The Scientific Truth Behind Five More Common Sayings

Jeevan Sivasubramaniam Posted by Jeevan Sivasubramaniam, Managing Director, Editorial, Berrett-Koehler Publishers Inc.



This series was launched with an entry about the scientific truth behind five common sayings and it was very popular.
This series was launched with an entry about the scientific truth behind five common sayings and it was very popular. So our researchers (i.e. - me) felt it was worth it trying out five more, and here they are:

1. All the tea in China: In 2003, the UN's FAO branch filed a report that China's total tea yield was approximately 800,345 metric tons.

2. Eats like a bird: Far from the suggestion that anyone who eats like a bird barely eats anything, birds on average consume more than 90 times their own body weight in food each year. Horses (from "eats like a horse") eat only about 7 times their body weight each year.

3. Only skin-deep: A lot depends on where the skin is.
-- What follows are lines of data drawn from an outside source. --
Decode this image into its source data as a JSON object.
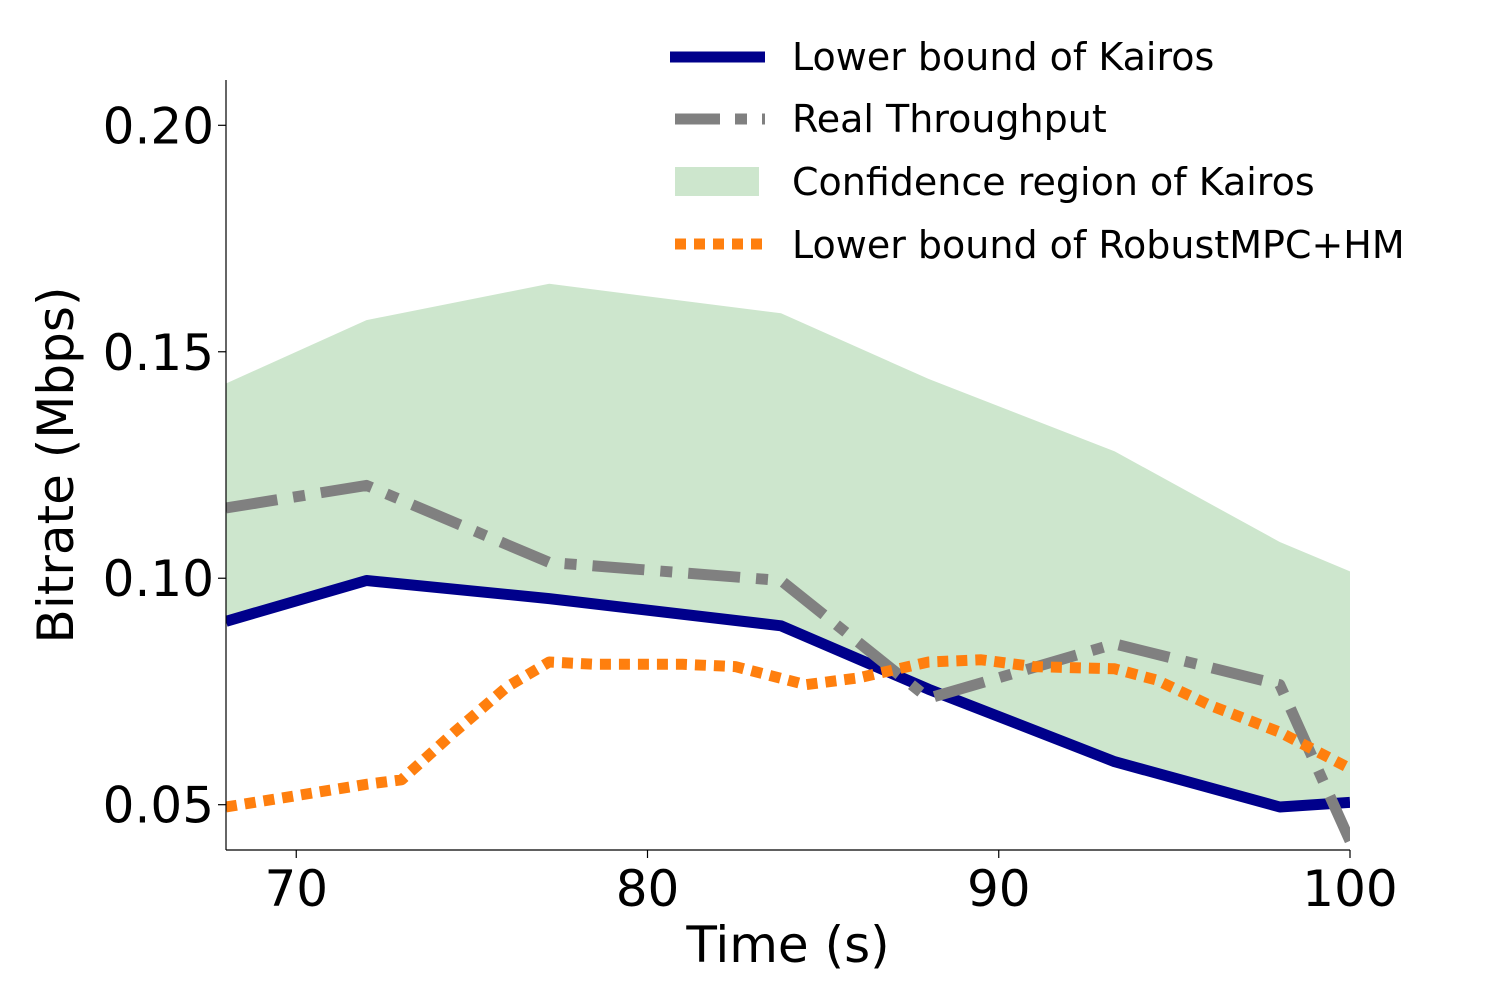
{
  "chart_data": {
    "type": "line",
    "title": "",
    "xlabel": "Time (s)",
    "ylabel": "Bitrate (Mbps)",
    "xlim": [
      68,
      100
    ],
    "ylim": [
      0.04,
      0.21
    ],
    "xticks": [
      70,
      80,
      90,
      100
    ],
    "xtick_labels": [
      "70",
      "80",
      "90",
      "100"
    ],
    "yticks": [
      0.05,
      0.1,
      0.15,
      0.2
    ],
    "ytick_labels": [
      "0.05",
      "0.10",
      "0.15",
      "0.20"
    ],
    "grid": false,
    "legend_position": "top-right",
    "confidence_region": {
      "name": "Confidence region of Kairos",
      "color": "#cde6cd",
      "x": [
        68,
        72,
        77.2,
        83.8,
        88,
        93.3,
        98,
        100
      ],
      "lower": [
        0.0905,
        0.0995,
        0.0955,
        0.0895,
        0.0755,
        0.0595,
        0.0495,
        0.0505
      ],
      "upper": [
        0.143,
        0.157,
        0.165,
        0.1585,
        0.144,
        0.128,
        0.108,
        0.1015
      ]
    },
    "series": [
      {
        "name": "Lower bound of Kairos",
        "color": "#00008b",
        "style": "solid",
        "x": [
          68,
          72,
          77.2,
          83.8,
          88,
          93.3,
          98,
          100
        ],
        "y": [
          0.0905,
          0.0995,
          0.0955,
          0.0895,
          0.0755,
          0.0595,
          0.0495,
          0.0505
        ]
      },
      {
        "name": "Real Throughput",
        "color": "#808080",
        "style": "dashdot",
        "x": [
          68,
          72,
          77.2,
          83.8,
          88,
          93.3,
          98,
          100
        ],
        "y": [
          0.1155,
          0.1205,
          0.1035,
          0.0995,
          0.0735,
          0.0855,
          0.0765,
          0.042
        ]
      },
      {
        "name": "Lower bound of RobustMPC+HM",
        "color": "#ff7f0e",
        "style": "dotted",
        "x": [
          68,
          72,
          73,
          74.5,
          76,
          77.2,
          78.5,
          81,
          82.5,
          84.5,
          86,
          88,
          89.5,
          91,
          93.3,
          94.5,
          96,
          98,
          100
        ],
        "y": [
          0.0495,
          0.0545,
          0.0555,
          0.066,
          0.076,
          0.0815,
          0.081,
          0.081,
          0.0805,
          0.0765,
          0.078,
          0.0815,
          0.082,
          0.0805,
          0.08,
          0.0775,
          0.072,
          0.066,
          0.058
        ]
      }
    ]
  }
}
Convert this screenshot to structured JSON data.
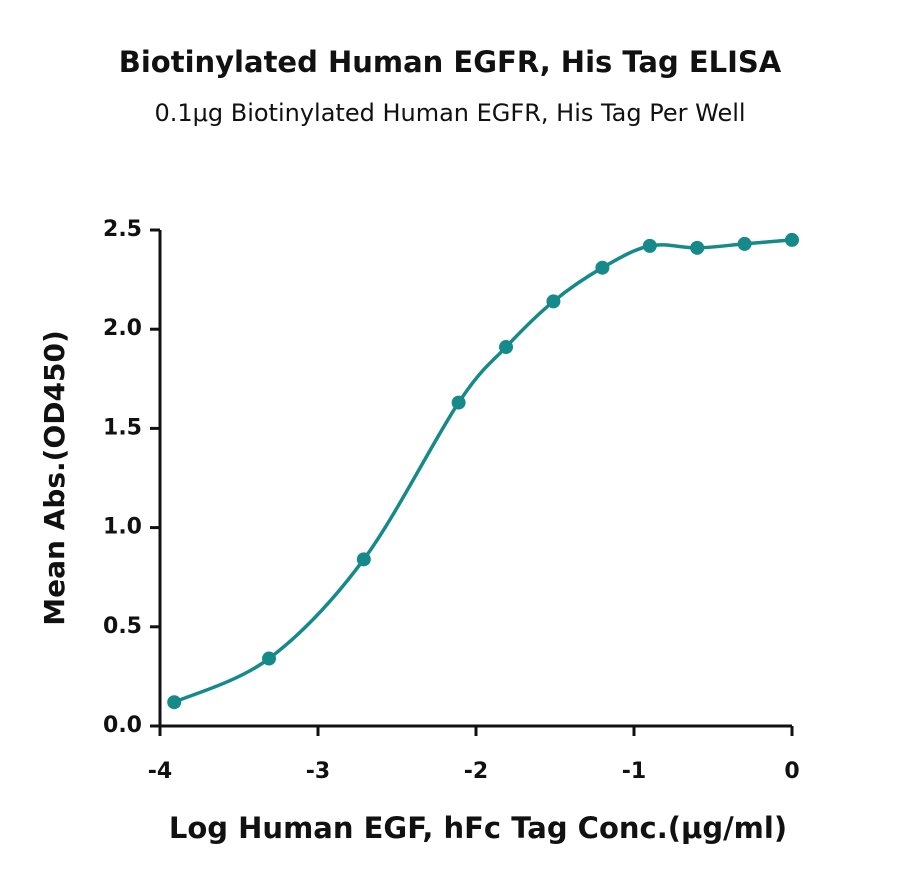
{
  "chart_data": {
    "type": "scatter",
    "title": "Biotinylated Human EGFR, His Tag ELISA",
    "subtitle": "0.1μg Biotinylated Human EGFR, His Tag Per Well",
    "x_label": "Log Human EGF, hFc Tag Conc.(μg/ml)",
    "y_label": "Mean Abs.(OD450)",
    "color": "#168a8a",
    "smooth_line": true,
    "x": [
      -3.91,
      -3.31,
      -2.71,
      -2.11,
      -1.81,
      -1.51,
      -1.2,
      -0.9,
      -0.6,
      -0.3,
      0
    ],
    "values": [
      0.12,
      0.34,
      0.84,
      1.63,
      1.91,
      2.14,
      2.31,
      2.42,
      2.41,
      2.43,
      2.45
    ],
    "xlim": [
      -4,
      0
    ],
    "xticks": [
      -4,
      -3,
      -2,
      -1,
      0
    ],
    "ylim": [
      0,
      2.5
    ],
    "yticks": [
      {
        "value": 0,
        "label": "0.0"
      },
      0.5,
      {
        "value": 1,
        "label": "1.0"
      },
      1.5,
      {
        "value": 2,
        "label": "2.0"
      },
      2.5
    ]
  }
}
The skin on your eyelid is only 1/100th of an inch, but the skin on your back is 1/5 of an inch.

4. By a hair's breadth: Depends on where the hair is (and no, I'm not going to get crude here). On average, a human hair is 1/48th of an inch thick.

5. A picture is worth a thousand words: It's more a symbolic phrase than anything else, but let's look at the numbers. A photo being purchased by a national magazine like Harper's would have paid the photographer $2,000 (adjusted for inflation) in 1978. Now they pay about $350.